Hybrid MPI: Combining the Strengths of VE and VH

Oct 2022, Patrick Lipka, NEC Deutschland HPCE

Hybrid MPI: Combining the Strengths of VE and VH

Achieving great application performances on NEC SX-Aurora TSUBASA can be easy if the code can be vectorized by the compilers. But what to do with big amounts of scalar work for which vector processors aren’t a good fit? One way to deal with this is offloading it to the vector host CPU using NECs offloading frameworks which requires additional implementation effort. In this blog post I would like to show how easy speedups of MPI-parallelized applications can be obtained if split computational work is split from unvectorizable tasks.


Reminder: NEC MPI
mpinccC Aurora Compiler wrapper
mpinc++C++ Aurora Compiler wrapper
mpinfortFortran Aurora Compiler wrapper

Syntax:
$ <compiler> <flags> <source>
Examples:
$ mpinfort –o test.x test.F90# compilation of Fortran
$ mpinfort –c test.F90# object creation
$ mpinfort –o test.x test1.o test2.o# linking

Using the NEC MPI compiler wrappers, it is easy to compile our test code:
#include <mpi.h>
#include <stdio.h>
int main(int argc, char **argv) {
 MPI_Init(&argc, &argv);
 int my_rank, namel;
 char name[MPI_MAX_PROCESSOR_NAME];
 MPI_Comm_rank(MPI_COMM_WORLD, &my_rank);
 MPI_Get_processor_name(name, &namel);
 printf("Process %2d is running on %s\n",
  my_rank, name);
 MPI_Finalize();
 return 0;
$ mpincc –o mpi_VE mpi.c

We can use the same compiler wrappers to compile the program for the vector host. We just need to add the -vh flag and tell NEC MPI which compiler should be used:
$ export NMPI_CC_H=gcc
$ mpincc –vh –o mpi_VH mpi.c

The following examples will use the executables compiled from this test code.

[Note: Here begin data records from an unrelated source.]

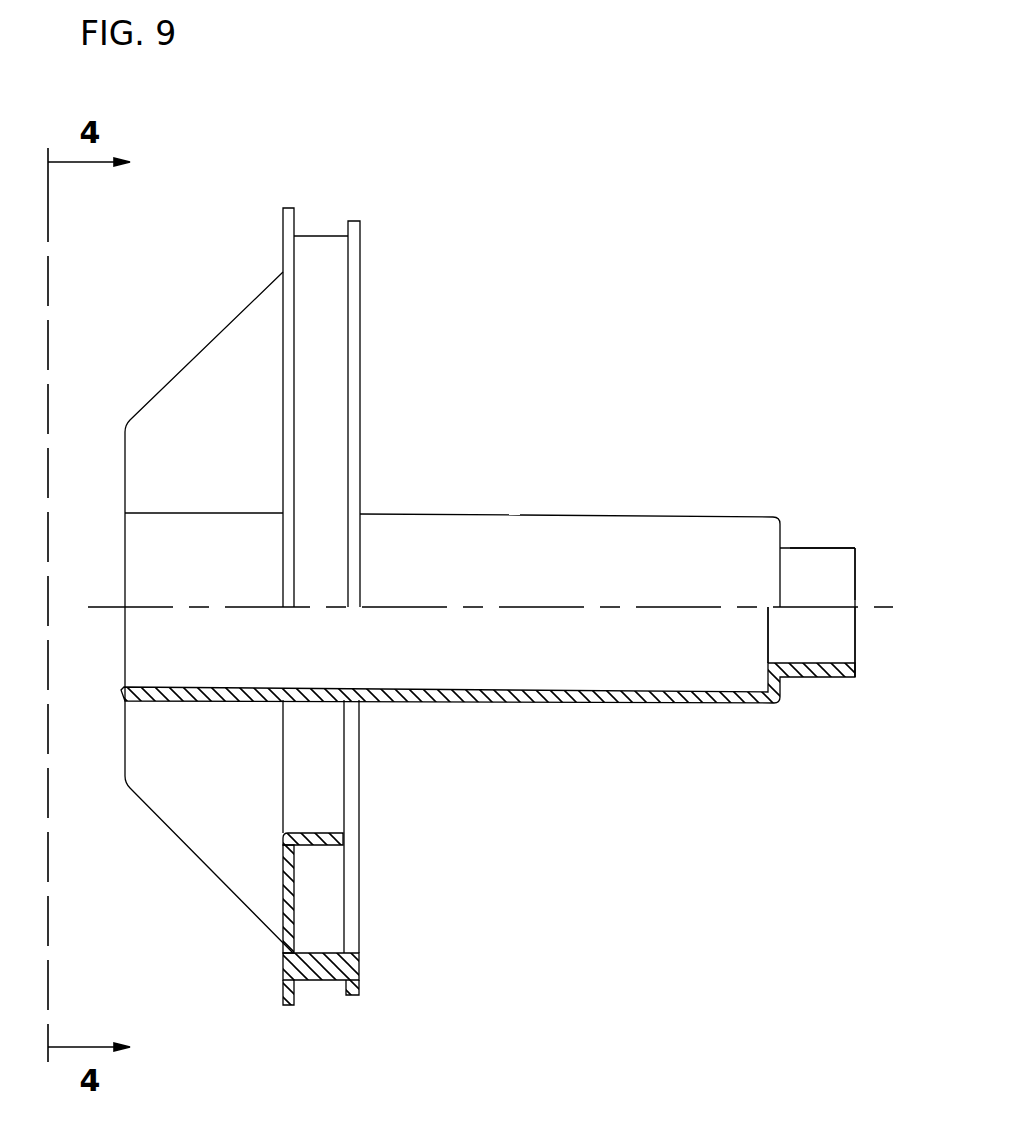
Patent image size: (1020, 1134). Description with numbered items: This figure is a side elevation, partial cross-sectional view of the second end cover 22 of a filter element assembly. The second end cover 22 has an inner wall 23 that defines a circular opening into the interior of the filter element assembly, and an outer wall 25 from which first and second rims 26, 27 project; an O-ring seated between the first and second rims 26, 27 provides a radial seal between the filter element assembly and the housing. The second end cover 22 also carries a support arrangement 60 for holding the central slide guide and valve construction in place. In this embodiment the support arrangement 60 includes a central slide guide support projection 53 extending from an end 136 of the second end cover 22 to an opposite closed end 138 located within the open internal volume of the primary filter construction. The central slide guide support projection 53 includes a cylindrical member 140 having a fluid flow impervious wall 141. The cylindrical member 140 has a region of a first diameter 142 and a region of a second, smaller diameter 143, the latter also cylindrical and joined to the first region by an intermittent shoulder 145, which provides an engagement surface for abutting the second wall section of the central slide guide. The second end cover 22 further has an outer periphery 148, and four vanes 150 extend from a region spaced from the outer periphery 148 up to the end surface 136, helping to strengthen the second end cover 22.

The second end cover 22 is at (484, 264).
The inner wall 23 is at (313, 833).
The outer wall 25 is at (359, 972).
The first rim 26 is at (285, 1007).
The second rim 27 is at (353, 997).
The central slide guide support projection 53 is at (477, 453).
The support arrangement 60 is at (800, 801).
The end surface 136 is at (124, 445).
The closed end 138 is at (857, 575).
The cylindrical member 140 is at (517, 515).
The fluid flow impervious wall 141 is at (583, 696).
The region of a first diameter 142 is at (627, 516).
The region of a second, smaller diameter 143 is at (815, 548).
The shoulder 145 is at (782, 537).
The outer periphery 148 is at (288, 208).
The vanes 150 is at (200, 353).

Running programs on the Vector Engine

-np, -n, -c determine the number of processes to create, -v prints out process placement
$ mpirun –np 6 –v ./mpi_VE
mpid: Creating 6 processes of './mpi_VE' on VE 0 of local host node0
Process 0 is running on node0, ve id 0
Process 1 is running on node0, ve id 0
Process 2 is running on node0, ve id 0
Process 3 is running on node0, ve id 0
Process 4 is running on node0, ve id 0
Process 5 is running on node0, ve id 0
-vennp, -ve_nnp –nnp_ve determine the number of processes per VE
$ mpirun –ve 0-1 –vennp 3 ./mpi_VE
Process 0 is running on node0, ve id 0
Process 1 is running on node0, ve id 0
Process 2 is running on node0, ve id 0
Process 3 is running on node0, ve id 1
Process 4 is running on node0, ve id 1
Process 5 is running on node0, ve id 1



Running programs on the Vector Host
-vh executes the program on the VH. It needs to be compiled for the target architecture
$ mpirun -vh –np 6 ./mpi_VH
Process 0 is running on node0, VH
Process 1 is running on node0, VH
Process 2 is running on node0, VH
Process 3 is running on node0, VH
Process 4 is running on node0, VH
Process 5 is running on node0, VH



-nnp, -ppn –npernode, -N determine the number of processes per VH
$ mpirun -vh –np 3 ./mpi_VH
Process 0 is running on node0, VH
Process 1 is running on node0, VH
Process 2 is running on node0, VH
Process 3 is running on node1, VH
Process 4 is running on node1, VH
Process 5 is running on node1, VH



Running programs across VE and VH
VE/VH hybrid execution is easily achieved by chaining VE and VH commands for the corresponding executables:
mpirun  -vh    -np 2   ./mpi_VH : \
      -ve 0-1 -vennp 1 ./mpi_VE : \
      -ve 2-3 -vennp 2 ./mpi_VE : \
     -vh     -np 1   ./mpi_VH
Process 0 is running on node0, VH
Process 1 is running on node0, VH
Process 2 is running on node0, ve id 0
Process 3 is running on node0, ve id 1
Process 4 is running on node0, ve id 2
Process 5 is running on node0, ve id 2
Process 6 is running on node0, ve id 3
Process 7 is running on node0, ve id 3
Process 8 is running on node0, VH




Optimization Opportunity: I/O processes on the Vector Host

The MPI features shown above can be used to easily split work between the Vector Engine and the Vector Host. One just needs to compile the code twice and adjust the mpirun command.
This gives us the opportunity to combine the strengths of both architectures by placing MPI ranks with different types of work on the processor that fits best.
One example of such a setup is commonly seen in meteorological codes: A separate I/O server is implemented which is a set of MPI ranks that call I/O routines, distribute data to the compute ranks and do some bookkeeping while the compute ranks are busy. As this is purely scalar work, it won’t benefit from the strengths of a vector CPU and is therefore well-suited for being run on the Vector Host.
Let’s have a look at two real life examples were NEC customers implemented such setups.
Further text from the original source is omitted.